About me

My name is Michael and I am a final year Ph.D. student at the University of Colorado, Boulder working under Prof. Jed Brown. Prior to beginning my Ph.D. I worked as a Data Scientist in industry for several years where I had the opportunity to work on a range of problems across the healthcare, financial services, and public sectors.

My research interests are broadly in machine learning and optimization. I enjoy investigating ways to learn from new types of data or developing algorithms that are especially data efficient for certain classes of problems. Right now, I’m especially interested in ML for physics-driven systems where we have prior knowledge of system behavior in the form of PDEs, invariances, or conservation laws.

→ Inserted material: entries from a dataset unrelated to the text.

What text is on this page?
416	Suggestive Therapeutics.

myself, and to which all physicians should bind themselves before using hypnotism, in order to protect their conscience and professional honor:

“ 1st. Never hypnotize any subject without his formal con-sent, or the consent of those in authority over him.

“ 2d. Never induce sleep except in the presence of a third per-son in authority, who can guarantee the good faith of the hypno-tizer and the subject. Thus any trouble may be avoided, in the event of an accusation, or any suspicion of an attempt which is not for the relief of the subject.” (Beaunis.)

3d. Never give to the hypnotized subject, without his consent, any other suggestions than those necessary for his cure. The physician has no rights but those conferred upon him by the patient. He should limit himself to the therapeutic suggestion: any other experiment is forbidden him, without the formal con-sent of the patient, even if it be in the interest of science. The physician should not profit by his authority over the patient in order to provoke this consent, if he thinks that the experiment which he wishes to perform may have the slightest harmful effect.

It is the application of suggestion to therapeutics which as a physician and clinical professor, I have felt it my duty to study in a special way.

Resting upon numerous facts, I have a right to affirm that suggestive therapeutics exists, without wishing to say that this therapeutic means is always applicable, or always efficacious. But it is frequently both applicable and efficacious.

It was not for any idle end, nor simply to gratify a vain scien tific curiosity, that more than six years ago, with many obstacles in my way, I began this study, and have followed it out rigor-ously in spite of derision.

Outside of work, I do a lot of climbing, running, and reading.

News

  • 2023/12/18 - MPP won best paper at the NeurIPS 2023 Workshop on AI for Science!
  • 2023/12/08 - Our paper on stability of neural operators was accepted to TMLR!
  • 2023/10/09 - Released work on multiple physics pretraining with the PolymathicAI collaboration to arxiv!
  • 2023/06/22 - Released joint work with Peter and Shashank from LBL on stability in autoregressive neural operators on arxiv!
  • 2022/5/10 - Excited to be working with Lawrence Berkeley National Lab on deep learning based weather models this summer!
  • 2021/9/28 - The updated version of our earlier workshop paper, now titled, “Learning to Assimilate in Chaotic Dynamical Systems” was accepted to NeurIPS 2021.
  • 2021/5/21 - I will be working with Argonne National Lab as a Givens associate this summer!